Montana ADUs: Pros and Cons
ADUs in Montana have become more visible in the past decade. Accessory dwelling units are secondary units on a property with a larger, main house. They can be attached or detached, a true tiny house or something a little more spacious. You might also hear them referred to as a “mother-in-law suite.”
And in Montana, each city has different rules for ADUs. In Bozeman, for example, no more than two people may live in the unit. Zoning restrictions in Billings meant that only about 10% of homes were eligible for an ADU before a major overhaul of the city code.
Missoula city code caps ADUs at 600 square feet (but it has to be larger than 350 square feet). Great Falls municipal code prohibits the rental of an accessory living space altogether.
But in many major Montana cities, ADUs are being seen as a part of a solution to the rising housing crisis.

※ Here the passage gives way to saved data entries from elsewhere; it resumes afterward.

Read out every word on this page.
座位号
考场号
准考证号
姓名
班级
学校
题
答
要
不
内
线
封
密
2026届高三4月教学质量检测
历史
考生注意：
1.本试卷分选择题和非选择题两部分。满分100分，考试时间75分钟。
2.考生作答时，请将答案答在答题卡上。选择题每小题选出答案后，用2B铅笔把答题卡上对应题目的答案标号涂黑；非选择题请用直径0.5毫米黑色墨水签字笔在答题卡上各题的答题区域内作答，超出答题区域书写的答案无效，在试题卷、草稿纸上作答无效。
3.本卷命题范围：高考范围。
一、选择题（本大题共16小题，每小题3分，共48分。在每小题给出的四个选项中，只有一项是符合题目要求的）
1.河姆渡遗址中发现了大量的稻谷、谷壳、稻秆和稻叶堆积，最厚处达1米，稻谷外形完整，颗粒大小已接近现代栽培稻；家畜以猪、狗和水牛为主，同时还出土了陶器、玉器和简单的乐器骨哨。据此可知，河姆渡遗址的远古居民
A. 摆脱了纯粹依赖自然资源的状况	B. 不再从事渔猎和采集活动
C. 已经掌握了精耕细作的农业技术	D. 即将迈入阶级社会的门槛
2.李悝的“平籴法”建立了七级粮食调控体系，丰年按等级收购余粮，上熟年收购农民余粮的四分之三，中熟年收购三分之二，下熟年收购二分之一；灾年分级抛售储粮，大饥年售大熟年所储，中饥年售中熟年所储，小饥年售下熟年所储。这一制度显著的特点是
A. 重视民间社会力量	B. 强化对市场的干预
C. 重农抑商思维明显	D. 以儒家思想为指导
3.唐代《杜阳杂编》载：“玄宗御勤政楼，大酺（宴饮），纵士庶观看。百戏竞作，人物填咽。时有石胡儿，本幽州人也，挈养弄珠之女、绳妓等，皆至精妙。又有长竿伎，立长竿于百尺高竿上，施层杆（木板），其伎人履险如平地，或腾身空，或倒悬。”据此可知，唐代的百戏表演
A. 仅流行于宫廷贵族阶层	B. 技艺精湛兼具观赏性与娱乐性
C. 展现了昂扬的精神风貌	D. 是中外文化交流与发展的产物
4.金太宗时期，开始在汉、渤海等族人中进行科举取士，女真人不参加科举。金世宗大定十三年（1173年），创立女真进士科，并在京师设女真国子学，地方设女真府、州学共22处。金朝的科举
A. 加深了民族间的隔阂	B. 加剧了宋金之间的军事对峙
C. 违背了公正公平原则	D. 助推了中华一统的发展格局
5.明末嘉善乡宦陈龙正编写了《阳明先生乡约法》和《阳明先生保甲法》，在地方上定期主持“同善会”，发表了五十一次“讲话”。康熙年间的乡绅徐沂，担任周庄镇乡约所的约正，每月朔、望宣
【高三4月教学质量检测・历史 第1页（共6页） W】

Montana ADUs can benefit homeowners who rent out the units, helping to make up some housing costs. Sometimes, “MIL units” is literal, where aging parents or adult children live. As families merge living spaces during the current economic crisis, ADUs fill a key gap.
Advocates also note that smaller homes generally also have a decreased environmental impact. Often, ADU renters are also part of the group seeking workforce housing – a crucial group to house for sustained economic vitality.
Others with an ADU might rent it out for vacation rentals. Especially in bougie vacation destinations like Whitefish or Big Sky, ADU rentals can help make ends meet.
Not everyone supports more ADUs, or ADUs used as rentals or tourist homes. Folks often bristle against higher density. ADUs can set off a flurry of negative public comment. There’s pushback for almost any infill – be it apartments, ADUs, or even senior or student housing.
Some adjacent homeowners express concerns about renters behaving “in accordance with neighborhood standards.” Unruly tourist behavior and increased traffic is also cited as a reason to ban vacation rentals in ADUs.
Other worries include more people, bringing with them more noise and more trash. But with places like Bozeman and Kalispell ranking in the top ten fastest growing micropolitan areas in the US, those people are coming anyway.
Our Take on Montana ADUs
ADUs are just one way to meet growing demand – slowing or banning ADU development won’t stem the tide of new Montana residents.
An adequate supply of rental units is essential for the overall health of a city. Barring some lucky gift or generous family, almost everyone starts out as a renter. Stable, available housing for a population just getting on their feet and securing a job is crucial to fostering and retaining local talent.
And while ADUs are getting green lights in municipal policies across the state, they aren’t a silver bullet to solve the housing crisis. Tiny home living isn’t for everyone. Small families need room to grow, to begin raising the next generation of Montanans.